Das OLG Köln bestätigte diese Ansicht zwar grundsätzlich. Allerdings stellte es auch ausdrücklich fest, dass ein Verstoß gegen § 4 Nr. 10 UWG (gezielte Behinderung) vorliegt, wenn der Anbieter bzw. Hersteller unter Umgehung des Resellers eine Auftragsbestätigung an Kunden des Resellers verschickt und sich ersterer dieser Tatsache bewusst war.
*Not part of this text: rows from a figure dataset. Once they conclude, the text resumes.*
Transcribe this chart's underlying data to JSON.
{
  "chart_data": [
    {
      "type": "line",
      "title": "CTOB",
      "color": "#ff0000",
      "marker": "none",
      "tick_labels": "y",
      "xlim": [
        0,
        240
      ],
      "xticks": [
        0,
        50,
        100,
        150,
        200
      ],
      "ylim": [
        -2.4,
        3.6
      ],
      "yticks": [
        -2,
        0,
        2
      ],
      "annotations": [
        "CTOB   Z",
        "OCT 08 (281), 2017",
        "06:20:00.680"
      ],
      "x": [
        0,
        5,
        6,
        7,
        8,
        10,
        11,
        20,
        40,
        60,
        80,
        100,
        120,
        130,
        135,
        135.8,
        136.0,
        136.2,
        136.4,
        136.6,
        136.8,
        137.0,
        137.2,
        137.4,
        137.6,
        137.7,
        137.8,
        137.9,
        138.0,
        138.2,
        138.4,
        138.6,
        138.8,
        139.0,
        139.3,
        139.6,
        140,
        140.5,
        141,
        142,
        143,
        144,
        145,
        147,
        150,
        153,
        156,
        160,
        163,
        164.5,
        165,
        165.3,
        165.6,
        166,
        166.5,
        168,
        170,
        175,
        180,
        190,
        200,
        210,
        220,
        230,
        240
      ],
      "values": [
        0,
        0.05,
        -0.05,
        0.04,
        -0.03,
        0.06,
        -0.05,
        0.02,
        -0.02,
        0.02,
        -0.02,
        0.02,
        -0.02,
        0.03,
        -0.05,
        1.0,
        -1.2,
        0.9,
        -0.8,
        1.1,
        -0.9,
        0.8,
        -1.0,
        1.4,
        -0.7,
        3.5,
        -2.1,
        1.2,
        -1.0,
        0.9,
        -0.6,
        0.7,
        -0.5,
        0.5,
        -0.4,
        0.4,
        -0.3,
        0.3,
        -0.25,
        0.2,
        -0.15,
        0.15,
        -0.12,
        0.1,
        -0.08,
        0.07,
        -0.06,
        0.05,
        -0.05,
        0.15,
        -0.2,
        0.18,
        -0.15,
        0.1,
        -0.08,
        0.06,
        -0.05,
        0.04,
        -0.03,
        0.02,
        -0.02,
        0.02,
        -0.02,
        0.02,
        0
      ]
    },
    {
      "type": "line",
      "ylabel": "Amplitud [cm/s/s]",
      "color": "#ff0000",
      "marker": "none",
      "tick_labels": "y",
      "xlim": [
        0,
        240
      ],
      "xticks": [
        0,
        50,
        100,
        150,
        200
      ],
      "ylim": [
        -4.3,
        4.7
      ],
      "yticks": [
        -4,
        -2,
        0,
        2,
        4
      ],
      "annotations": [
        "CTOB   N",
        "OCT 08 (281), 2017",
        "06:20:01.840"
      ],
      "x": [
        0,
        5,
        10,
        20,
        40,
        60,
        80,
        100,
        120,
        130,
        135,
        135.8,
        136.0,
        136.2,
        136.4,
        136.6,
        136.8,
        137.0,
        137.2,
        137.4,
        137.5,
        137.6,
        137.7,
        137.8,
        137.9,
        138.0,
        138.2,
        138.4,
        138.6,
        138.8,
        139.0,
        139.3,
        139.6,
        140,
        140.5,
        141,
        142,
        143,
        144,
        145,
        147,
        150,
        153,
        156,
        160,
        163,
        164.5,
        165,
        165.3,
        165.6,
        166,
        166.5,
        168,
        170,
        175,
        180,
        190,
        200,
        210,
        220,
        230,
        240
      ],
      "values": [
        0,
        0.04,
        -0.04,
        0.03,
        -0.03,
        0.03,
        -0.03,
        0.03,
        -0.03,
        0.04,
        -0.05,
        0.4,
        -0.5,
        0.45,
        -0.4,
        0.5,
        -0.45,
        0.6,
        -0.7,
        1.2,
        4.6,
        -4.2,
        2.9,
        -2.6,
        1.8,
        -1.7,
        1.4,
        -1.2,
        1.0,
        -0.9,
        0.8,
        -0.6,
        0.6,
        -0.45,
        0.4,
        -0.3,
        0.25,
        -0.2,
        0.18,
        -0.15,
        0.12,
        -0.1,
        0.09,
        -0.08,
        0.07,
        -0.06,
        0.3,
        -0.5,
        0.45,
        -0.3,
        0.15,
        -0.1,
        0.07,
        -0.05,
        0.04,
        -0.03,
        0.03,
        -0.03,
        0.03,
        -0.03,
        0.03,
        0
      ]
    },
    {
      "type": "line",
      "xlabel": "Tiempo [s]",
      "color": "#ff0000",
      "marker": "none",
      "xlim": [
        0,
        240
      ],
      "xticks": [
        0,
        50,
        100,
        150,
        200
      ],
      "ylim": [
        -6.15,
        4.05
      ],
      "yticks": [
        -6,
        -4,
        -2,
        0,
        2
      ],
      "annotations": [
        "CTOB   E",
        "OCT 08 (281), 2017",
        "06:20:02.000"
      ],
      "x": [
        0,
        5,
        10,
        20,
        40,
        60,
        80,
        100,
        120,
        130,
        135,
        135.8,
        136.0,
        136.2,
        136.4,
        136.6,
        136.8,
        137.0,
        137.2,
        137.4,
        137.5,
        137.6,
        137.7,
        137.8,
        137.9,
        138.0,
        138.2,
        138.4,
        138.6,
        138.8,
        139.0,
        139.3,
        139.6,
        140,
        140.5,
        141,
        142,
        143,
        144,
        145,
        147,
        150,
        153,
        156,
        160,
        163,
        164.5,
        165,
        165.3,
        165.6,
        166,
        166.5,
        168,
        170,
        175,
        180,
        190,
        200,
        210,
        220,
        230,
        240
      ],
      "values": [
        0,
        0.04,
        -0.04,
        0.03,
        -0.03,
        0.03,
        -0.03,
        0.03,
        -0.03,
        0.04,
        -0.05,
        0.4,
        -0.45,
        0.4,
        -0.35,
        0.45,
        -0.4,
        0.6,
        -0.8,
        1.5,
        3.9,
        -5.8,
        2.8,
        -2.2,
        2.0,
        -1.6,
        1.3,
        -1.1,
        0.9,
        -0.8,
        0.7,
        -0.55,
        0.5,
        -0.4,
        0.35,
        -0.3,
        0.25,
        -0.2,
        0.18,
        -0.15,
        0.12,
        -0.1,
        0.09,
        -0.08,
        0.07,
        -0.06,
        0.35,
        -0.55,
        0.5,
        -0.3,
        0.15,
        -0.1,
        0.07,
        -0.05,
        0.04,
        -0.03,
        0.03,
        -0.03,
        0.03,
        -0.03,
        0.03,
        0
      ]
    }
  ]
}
Im vorliegenden Fall wurde die Klage des Resellers allerdings dennoch abgewiesen, da es diesem vor Gericht nicht möglich war nachzuweisen, dass Mitarbeiter des Anbieter nicht nur irrtümlich, sondern absichtlich unter Umgehung des Resellers dessen Kunden angeschrieben hatten. Nach Ansicht des Senates fehlte es damit am Merkmal „gezielt“.

Fazit

Reseller sollten bei Verträgen mit Herstellern darauf achten, dass es letzteren verboten ist, an eigene Kunden unmittelbar oder mittelbar heranzutreten. Bestenfalls sollte hier eine Vertragsstrafe vereinbart werden. Bei Verstoß ist zunächst zu klären, ob das Herantreten irrtümlich oder absichtlich erfolgte. Im letzteren Fall sollte der Fall abgemahnt und bei Nichtreaktion der Rechtsweg beschritten werden.

Da der Hersteller jedoch regelmäßig ein starkes Interesse daran hat, seine Produkte per Reseller zu vertreiben, dürfte ein derartiges Verhalten von Herstellern nur im Ausnahmefall anzutreffen sein.